Она продралась сквозь заросли винограда — прежде всего ей хотелось услышать голос дяди Элиаса, чтобы понять, до какой степени он пьян — чуть-чуть, средне или очень сильно.
Она стояла в зарослях винограда, одна, наедине с дождем, наедине с безлюдной мокрой пустыней, наедине со своим одиночеством и преступным подслушиванием. Она заставила умолкнуть сердце, умолкнуть дыхание, умолкнуть серый стук крови в затылке. Ей хотелось услышать голос дяди Элиаса, но его не было слышно.
— Речь идет только о гарантии с нашей стороны. Основная тяжесть падет на иностранный капитал…
Это был голос Тиле, другой голос перебил и заглушил его:
— Иностранная инициатива. И специалисты, черт побери! Такая конъюнктура не будет длиться вечно. Наша промышленность должна…
— Так я об этом и толкую! Давай разберемся. Ты говоришь: большевики… Совершенно верно. Существует только одна угроза… если центральные и западные силы договорятся о мире, они непременно сплотятся… провалиться мне на этом месте, если это не так! И когда дым войны рассеется, что будет тогда? Тогда они будут вынуждены понять, что наши интересы совпадают с интересами Германии, Англии, Франции и всех, кто находится за пределами средневекового хаоса, творящегося в России…
— Да ты просто спятил! Мы должны вырвать с корнем эту заразу. Японцы во Владивостоке уже наготове, мы только и ждем, чтобы англичане развязали себе руки и выставили достаточно солдат…
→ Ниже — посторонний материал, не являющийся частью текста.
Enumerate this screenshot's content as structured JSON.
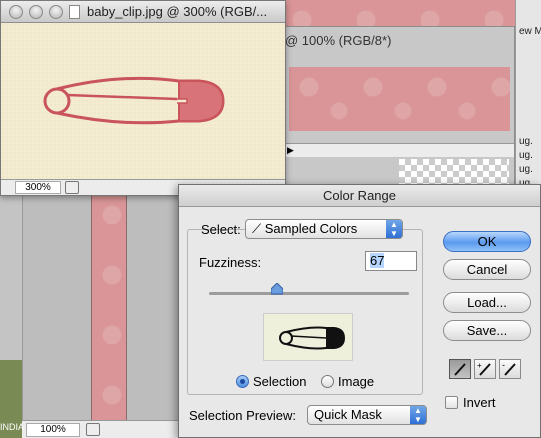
{
  "background": {
    "right_strip_texts": [
      "ew M",
      "ug.",
      "ug.",
      "ug.",
      "ug."
    ],
    "doc2_title": "@ 100% (RGB/8*)",
    "doc3_zoom": "100%",
    "left_edge_label": "INDIA"
  },
  "doc1": {
    "title": "baby_clip.jpg @ 300% (RGB/...",
    "zoom": "300%"
  },
  "dialog": {
    "title": "Color Range",
    "select_label": "Select:",
    "select_value": "Sampled Colors",
    "fuzziness_label": "Fuzziness:",
    "fuzziness_value": "67",
    "fuzziness_slider_fraction": 0.34,
    "radio_selection": "Selection",
    "radio_image": "Image",
    "selected_radio": "Selection",
    "preview_label": "Selection Preview:",
    "preview_value": "Quick Mask",
    "buttons": {
      "ok": "OK",
      "cancel": "Cancel",
      "load": "Load...",
      "save": "Save..."
    },
    "invert_label": "Invert",
    "invert_checked": false
  },
  "colors": {
    "accent_blue": "#5b9af0",
    "clip_red": "#c9545c",
    "pink_bg": "#d99597",
    "canvas": "#f3ecd1"
  }
}
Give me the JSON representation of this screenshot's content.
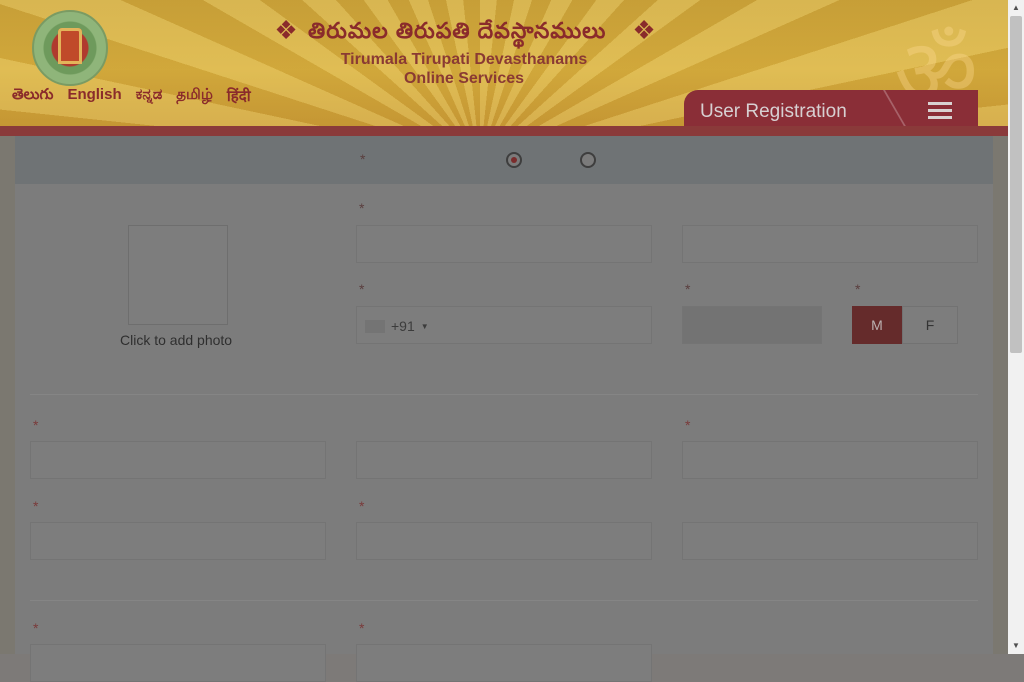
{
  "header": {
    "title_telugu": "తిరుమల తిరుపతి దేవస్థానములు",
    "title_english_line1": "Tirumala Tirupati Devasthanams",
    "title_english_line2": "Online Services",
    "languages": [
      "తెలుగు",
      "English",
      "ಕನ್ನಡ",
      "தமிழ்",
      "हिंदी"
    ],
    "section_title": "User Registration"
  },
  "form": {
    "required_marker": "*",
    "photo_label": "Click to add photo",
    "country_code": "+91",
    "gender_male": "M",
    "gender_female": "F"
  },
  "colors": {
    "header_gold": "#d4ad3e",
    "brand_red": "#8a2e37",
    "overlay_gray": "#7c7c7c"
  }
}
— Что-о?.. Да брось ты! Какая там к черту новая война? Никакая это не война… это называется интервенция, и она произойдет по требованию наиболее значительных представителей русской политики… таких, как Керенский. Не надо волноваться, интервенция и война — это совсем не одно и то же.
— У нас? Здесь? Нет! Разве ты не видишь, что из этого революционного баллона уже давно вышел весь воздух! Прекратилась даже идиотская болтовня о восьмичасовом рабочем дне… Транмель и его приспешники уже заткнулись.
— Вот именно, и ты должен понять: единственное, что после войны сможет удержать эти орды, — это наша сплоченность. Промышленность Европы должна сплотиться…
— И строительная промышленность полетит в тартарары, если после войны наше судоходство ослабеет. Спрос…
— Катитесь вы все к чертовой матери!
О! Это уже дядя Элиас. Вот удача. Хердис кусала суставы пальцев. Как бы там ни было, а он в кабинете.
Сейчас она возьмет и зайдет туда. Постучит в дверь. Сделает реверанс и скажет…
— К черту швейцарский! А вот имея за спиной солидный шведский капитал… Ты, батюшка, не волнуйся. Это мероприятие еще может оказаться глобальным. И если мы примем участие в развитии…
— Должны и мы сказать свое слово, неужели ты этого не понимаешь?
— Вот именно, именно!.. Мы думаем о мире, открывая свое предприятие. Вместо того чтобы вечно воевать…
— А с тем авторитетом, которым пользуется норвежская деревообрабатывающая промышленность, наше акционерное общество «Строительство транспорта»…
— Да ты вспомни о налогах! Здесь нас обдерут как липку, это всем известно. Но если инициатива исходит из-за границы…
— Если мы хотим получить свою долю, пользуясь создавшейся конъюнктурой, какого черта мы так боимся вложить…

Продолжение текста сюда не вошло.